Scintigraphy of the GI tract has wide clinical application and has helped in demonstrating the efficacy of treatments or medications. Gastrointestinal (GI) and colonic transit provide the most robust and consistent results for effect of medications that affect GI transit time, such as in patients with IBS. These include alosetron (84,85); tegaserod (86); renzapride (87,88); the guanylate cyclase-C agonist, linaclotide (89); and the probiotic combination, VSL#3 (90). Regional or total colonic transit is correlated significantly with stool number or stool form with a number of drugs including the prokinetics, prucalopride (91), tegaserod (86), and renzapride (87); the guanylate cyclase-C agonist, linaclotide (89); and the chloride channel activator, lubiprostone (92). Colonic transit studies also correctly predicted the demonstration of clinical efficacy of treatments in phase IIB or phase III studies in IBS with alosetron, tegaserod, prucalopride, renzapride, linaclotide, and lubiprostone.

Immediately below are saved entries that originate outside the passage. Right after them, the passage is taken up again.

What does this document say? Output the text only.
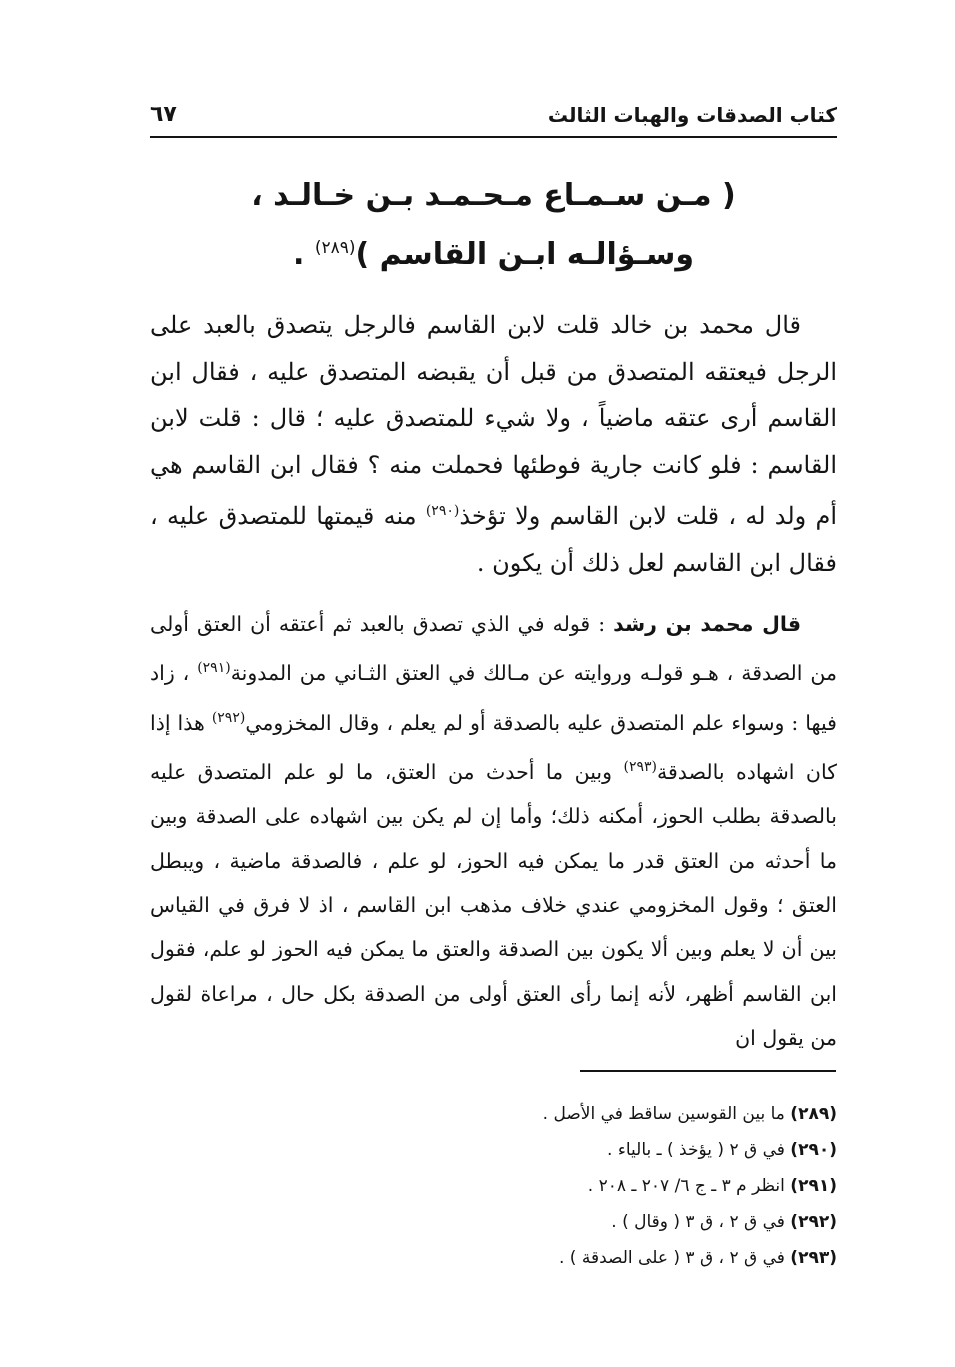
كتاب الصدقات والهبات الثالث
٦٧
( مـن سـمـاع مـحـمـد بـن خـالـد ،
وسـؤالـه ابـن القاسم )$^{(٢٨٩)}$ .
قال محمد بن خالد قلت لابن القاسم فالرجل يتصدق بالعبد على الرجل فيعتقه المتصدق من قبل أن يقبضه المتصدق عليه ، فقال ابن القاسم أرى عتقه ماضياً ، ولا شيء للمتصدق عليه ؛ قال : قلت لابن القاسم : فلو كانت جارية فوطئها فحملت منه ؟ فقال ابن القاسم هي أم ولد له ، قلت لابن القاسم ولا تؤخذ$^{(٢٩٠)}$ منه قيمتها للمتصدق عليه ، فقال ابن القاسم لعل ذلك أن يكون .
قال محمد بن رشد : قوله في الذي تصدق بالعبد ثم أعتقه أن العتق أولى من الصدقة ، هـو قولـه وروايته عن مـالك في العتق الثـاني من المدونة$^{(٢٩١)}$ ، زاد فيها : وسواء علم المتصدق عليه بالصدقة أو لم يعلم ، وقال المخزومي$^{(٢٩٢)}$ هذا إذا كان اشهاده بالصدقة$^{(٢٩٣)}$ وبين ما أحدث من العتق، ما لو علم المتصدق عليه بالصدقة بطلب الحوز، أمكنه ذلك؛ وأما إن لم يكن بين اشهاده على الصدقة وبين ما أحدثه من العتق قدر ما يمكن فيه الحوز، لو علم ، فالصدقة ماضية ، ويبطل العتق ؛ وقول المخزومي عندي خلاف مذهب ابن القاسم ، اذ لا فرق في القياس بين أن لا يعلم وبين ألا يكون بين الصدقة والعتق ما يمكن فيه الحوز لو علم، فقول ابن القاسم أظهر، لأنه إنما رأى العتق أولى من الصدقة بكل حال ، مراعاة لقول من يقول ان
(٢٨٩) ما بين القوسين ساقط في الأصل .
(٢٩٠) في ق ٢ ( يؤخذ ) ـ بالياء .
(٢٩١) انظر م ٣ ـ ج ٦/ ٢٠٧ ـ ٢٠٨ .
(٢٩٢) في ق ٢ ، ق ٣ ( وقال ) .
(٢٩٣) في ق ٢ ، ق ٣ ( على الصدقة ) .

The use of scintigraphy to measure gastrointestinal transit is an important tool for the clinician in the diagnosis and treatment of common gastrointestinal diseases. Studies such as colonic transit and SPECT for measuring gastric accommodation are gaining wider acceptance and availability; however, others such as recto-anal angle and emptying and esophageal scintigraphy are not widely available or lack standardization of the techniques and/or interpretation of the results. Small bowel scintigraphy is the best available approach to measure small bowel transit, although it has some limitations. Gastric emptying scintigraphy still remains the most widely used test and has been established as the gold standard for measuring gastric emptying. Scintigraphy studies are well tolerated and easy to perform.
Dr. Camilleri is funded in part by grants RO1 DK 67071 and K24 DK 02638 from National Institutes of Health.